[Form 4] Ralliant Corp Insider Trading Activity
Rhea-AI Filing Summary
Ralliant Corp (RAL) Form 4 summary: Tamara S. Newcombe, President and CEO and a director, reported an acquisition on 09/23/2025 of 13.3 notional shares credited to the Executive Deferred Incentive Program - Ralliant Stock Fund. These notional shares are dividend accruals on phantom shares that settle one-for-one into Ralliant common stock; the filing shows a per-share reference price of $44.06. After this transaction the report lists 11,740.7 shares beneficially owned directly. The filing explains vesting rules for voluntary contributions and employer contributions under the EDIP and notes conversion of prior Fortive EDIP accruals into Ralliant's plan.
Positive
- None.
Negative
- None.
Insights
TL;DR: Routine insider acquisition via deferred compensation; governance disclosure is clear and standard.
The filing documents a small, administrative acquisition of notional shares under the company's Executive Deferred Incentive Program. The transaction is described as a dividend accrual on phantom shares that convert one-for-one into common stock. Vesting mechanics are disclosed, including immediate vesting of voluntary contributions and time-based vesting for employer contributions. No sale or transfer occurred, and the reported beneficial ownership of 11,740.7 shares appears consistent with ongoing executive compensation treatment.
TL;DR: Compensation-related crediting event, not a market trade; impacts equity compensation accounting but not immediate liquidity.
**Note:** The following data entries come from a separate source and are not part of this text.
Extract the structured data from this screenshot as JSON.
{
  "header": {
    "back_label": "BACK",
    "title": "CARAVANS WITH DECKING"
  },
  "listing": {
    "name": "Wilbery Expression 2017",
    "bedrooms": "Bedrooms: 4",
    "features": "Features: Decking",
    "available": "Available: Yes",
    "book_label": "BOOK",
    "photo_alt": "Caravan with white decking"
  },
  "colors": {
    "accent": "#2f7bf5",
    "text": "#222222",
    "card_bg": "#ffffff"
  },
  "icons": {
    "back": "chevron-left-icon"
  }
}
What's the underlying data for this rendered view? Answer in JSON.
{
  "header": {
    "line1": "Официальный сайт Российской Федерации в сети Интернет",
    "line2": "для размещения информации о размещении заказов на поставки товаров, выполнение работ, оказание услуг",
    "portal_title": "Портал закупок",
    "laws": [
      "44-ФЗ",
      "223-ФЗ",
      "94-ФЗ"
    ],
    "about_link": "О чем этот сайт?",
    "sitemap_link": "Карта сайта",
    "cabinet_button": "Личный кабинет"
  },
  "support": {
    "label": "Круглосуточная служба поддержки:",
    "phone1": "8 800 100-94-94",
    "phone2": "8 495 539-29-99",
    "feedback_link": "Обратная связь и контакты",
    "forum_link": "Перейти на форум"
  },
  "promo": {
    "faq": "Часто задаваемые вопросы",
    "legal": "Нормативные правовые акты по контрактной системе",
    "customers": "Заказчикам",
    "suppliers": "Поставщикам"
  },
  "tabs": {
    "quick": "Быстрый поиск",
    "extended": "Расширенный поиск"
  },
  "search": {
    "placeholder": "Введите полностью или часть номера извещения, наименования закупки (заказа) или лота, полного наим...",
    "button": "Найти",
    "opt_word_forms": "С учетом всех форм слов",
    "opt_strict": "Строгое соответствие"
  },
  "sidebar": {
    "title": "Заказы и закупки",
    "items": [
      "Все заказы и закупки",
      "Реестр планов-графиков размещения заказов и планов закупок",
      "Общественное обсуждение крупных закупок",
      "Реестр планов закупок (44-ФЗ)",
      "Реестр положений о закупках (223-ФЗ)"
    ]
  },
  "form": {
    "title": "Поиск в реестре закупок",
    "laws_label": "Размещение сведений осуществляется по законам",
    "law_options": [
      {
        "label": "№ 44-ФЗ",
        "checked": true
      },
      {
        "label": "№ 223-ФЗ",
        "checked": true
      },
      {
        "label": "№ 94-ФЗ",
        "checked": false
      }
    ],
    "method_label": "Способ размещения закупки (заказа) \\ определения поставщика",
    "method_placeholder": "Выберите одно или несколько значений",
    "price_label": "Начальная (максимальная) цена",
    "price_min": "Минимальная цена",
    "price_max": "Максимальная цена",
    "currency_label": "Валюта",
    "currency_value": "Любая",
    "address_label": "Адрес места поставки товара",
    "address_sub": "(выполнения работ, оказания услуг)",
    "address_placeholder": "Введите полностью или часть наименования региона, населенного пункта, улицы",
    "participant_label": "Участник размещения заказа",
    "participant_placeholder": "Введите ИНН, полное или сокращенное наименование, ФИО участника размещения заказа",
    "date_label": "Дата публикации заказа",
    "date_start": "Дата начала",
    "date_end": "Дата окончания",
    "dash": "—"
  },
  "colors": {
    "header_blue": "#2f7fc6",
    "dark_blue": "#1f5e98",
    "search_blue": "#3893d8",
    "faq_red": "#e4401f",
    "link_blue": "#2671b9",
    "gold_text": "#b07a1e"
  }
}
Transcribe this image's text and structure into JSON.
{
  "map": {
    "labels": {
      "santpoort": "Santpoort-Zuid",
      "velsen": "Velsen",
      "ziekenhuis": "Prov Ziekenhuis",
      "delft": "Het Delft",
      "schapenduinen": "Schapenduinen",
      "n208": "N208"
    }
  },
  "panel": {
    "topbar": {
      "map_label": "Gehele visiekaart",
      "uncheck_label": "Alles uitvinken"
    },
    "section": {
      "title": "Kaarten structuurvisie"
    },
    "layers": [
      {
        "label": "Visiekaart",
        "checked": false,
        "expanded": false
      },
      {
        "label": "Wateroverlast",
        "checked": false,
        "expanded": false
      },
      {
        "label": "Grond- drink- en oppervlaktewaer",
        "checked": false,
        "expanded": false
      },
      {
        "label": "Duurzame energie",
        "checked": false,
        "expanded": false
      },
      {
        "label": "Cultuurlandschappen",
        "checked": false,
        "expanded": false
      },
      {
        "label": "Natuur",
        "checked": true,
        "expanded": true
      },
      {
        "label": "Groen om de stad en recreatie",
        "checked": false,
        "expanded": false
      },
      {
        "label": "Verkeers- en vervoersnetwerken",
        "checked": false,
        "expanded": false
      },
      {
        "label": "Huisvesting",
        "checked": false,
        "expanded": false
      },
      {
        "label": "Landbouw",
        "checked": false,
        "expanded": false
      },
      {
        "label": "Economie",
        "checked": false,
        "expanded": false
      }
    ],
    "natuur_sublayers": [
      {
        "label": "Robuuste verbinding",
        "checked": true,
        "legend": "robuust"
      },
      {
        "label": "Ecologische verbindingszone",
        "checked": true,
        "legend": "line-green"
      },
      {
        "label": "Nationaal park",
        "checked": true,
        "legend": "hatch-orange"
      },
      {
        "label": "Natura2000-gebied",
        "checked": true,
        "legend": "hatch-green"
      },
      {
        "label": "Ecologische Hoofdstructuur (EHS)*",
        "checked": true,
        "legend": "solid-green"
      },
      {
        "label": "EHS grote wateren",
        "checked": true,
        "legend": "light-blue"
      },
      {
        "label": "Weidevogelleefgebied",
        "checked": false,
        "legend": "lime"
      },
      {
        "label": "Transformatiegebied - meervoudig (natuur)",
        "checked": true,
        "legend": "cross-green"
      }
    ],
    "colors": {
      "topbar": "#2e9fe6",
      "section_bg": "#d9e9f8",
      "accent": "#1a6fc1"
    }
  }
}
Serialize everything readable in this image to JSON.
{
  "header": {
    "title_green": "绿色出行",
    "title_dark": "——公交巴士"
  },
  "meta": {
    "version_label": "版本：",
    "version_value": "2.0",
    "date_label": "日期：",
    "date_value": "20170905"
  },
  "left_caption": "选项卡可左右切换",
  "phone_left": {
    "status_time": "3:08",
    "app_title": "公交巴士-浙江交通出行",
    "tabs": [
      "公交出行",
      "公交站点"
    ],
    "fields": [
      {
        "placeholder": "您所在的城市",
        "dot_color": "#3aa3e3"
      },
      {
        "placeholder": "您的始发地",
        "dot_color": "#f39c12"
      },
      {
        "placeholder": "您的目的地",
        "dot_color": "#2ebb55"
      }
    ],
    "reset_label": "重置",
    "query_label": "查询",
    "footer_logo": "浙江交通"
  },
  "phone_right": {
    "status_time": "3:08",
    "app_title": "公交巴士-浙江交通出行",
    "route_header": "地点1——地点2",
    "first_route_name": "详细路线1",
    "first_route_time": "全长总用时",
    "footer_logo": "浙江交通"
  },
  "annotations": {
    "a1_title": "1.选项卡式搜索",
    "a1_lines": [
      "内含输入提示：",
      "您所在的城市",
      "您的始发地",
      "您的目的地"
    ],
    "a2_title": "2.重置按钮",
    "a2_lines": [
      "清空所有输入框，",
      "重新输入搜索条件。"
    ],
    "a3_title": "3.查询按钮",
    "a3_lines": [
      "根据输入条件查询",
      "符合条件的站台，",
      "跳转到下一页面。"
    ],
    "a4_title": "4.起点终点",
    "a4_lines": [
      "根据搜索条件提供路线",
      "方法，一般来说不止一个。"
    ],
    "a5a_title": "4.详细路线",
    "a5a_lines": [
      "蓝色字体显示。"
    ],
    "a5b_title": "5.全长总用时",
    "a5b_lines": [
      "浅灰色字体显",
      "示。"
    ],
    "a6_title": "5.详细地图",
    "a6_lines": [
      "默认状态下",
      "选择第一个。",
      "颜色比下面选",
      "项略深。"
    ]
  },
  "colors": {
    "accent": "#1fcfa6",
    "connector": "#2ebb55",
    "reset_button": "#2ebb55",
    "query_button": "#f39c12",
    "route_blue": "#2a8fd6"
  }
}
This Form 4 reports a notional dividend accrual credited to the EDIP Stock Fund and treated as an acquisition for Section 16 purposes. The filing confirms phantom shares settle one-to-one into common stock and cites a reference price of $44.06 for the accrual calculation. The conversion of prior Fortive EDIP accruals is disclosed, indicating plan continuity after separation. The item is material for equity dilution tracking but is not a cash transaction or market sale by the insider.